While Obama aims to transcend race, Hillary often aims to use gender to her advantage, or to excuse mistakes. In 1994, after her intransigence and secrecy-doomed health care plan, she told The Wall Street Journal that she was “a gender Rorschach test.”

“If somebody has a female boss for the first time, and they’ve never experienced that,” she said, “well, maybe they can’t take out their hostility against her so they turn it on me.”

As a possible first Madame President, Hillary is a flawed science experiment because you can’t take Bill out of the equation. Her story is wrapped up in her marriage, and her marriage is wrapped up in a series of unappetizing compromises, arrangements and dependencies.

Instead of carving out a separate identity for herself, she has become more entwined with Bill. She is running bolstered by his record and his muscle. She touts her experience as first lady, even though her judgment during those years on issue after issue was poor. She says she’s learned from her mistakes, but that’s not a compelling pitch.

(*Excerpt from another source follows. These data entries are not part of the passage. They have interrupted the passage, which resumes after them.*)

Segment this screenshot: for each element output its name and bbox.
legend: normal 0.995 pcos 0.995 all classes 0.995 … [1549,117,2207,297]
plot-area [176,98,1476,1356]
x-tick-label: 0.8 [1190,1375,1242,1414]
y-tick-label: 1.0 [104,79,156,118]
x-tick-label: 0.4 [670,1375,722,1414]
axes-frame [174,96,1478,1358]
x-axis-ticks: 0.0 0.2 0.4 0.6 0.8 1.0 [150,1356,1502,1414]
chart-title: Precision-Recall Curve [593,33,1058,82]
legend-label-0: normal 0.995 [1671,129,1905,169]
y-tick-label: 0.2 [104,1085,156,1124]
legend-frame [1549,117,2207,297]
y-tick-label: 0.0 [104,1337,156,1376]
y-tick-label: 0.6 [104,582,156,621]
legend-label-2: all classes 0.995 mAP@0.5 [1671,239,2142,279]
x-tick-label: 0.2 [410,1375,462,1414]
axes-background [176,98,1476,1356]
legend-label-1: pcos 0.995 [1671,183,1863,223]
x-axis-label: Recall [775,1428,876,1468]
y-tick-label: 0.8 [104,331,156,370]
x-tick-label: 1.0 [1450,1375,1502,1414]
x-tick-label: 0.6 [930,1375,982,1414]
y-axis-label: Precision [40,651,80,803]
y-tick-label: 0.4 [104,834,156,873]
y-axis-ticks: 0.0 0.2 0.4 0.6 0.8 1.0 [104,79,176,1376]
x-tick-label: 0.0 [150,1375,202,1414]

As a senator, she was not a leading voice on important issues, and her Iraq vote was about her political viability.

She told New York magazine’s John Heilemann that before Iowa taught her that she had to show her soft side, “I really believed I had to prove in this race from the very beginning that a woman could be president and a woman could be commander in chief. I thought that was my primary mission.”

If Hillary fails, it will be her failure, not ours.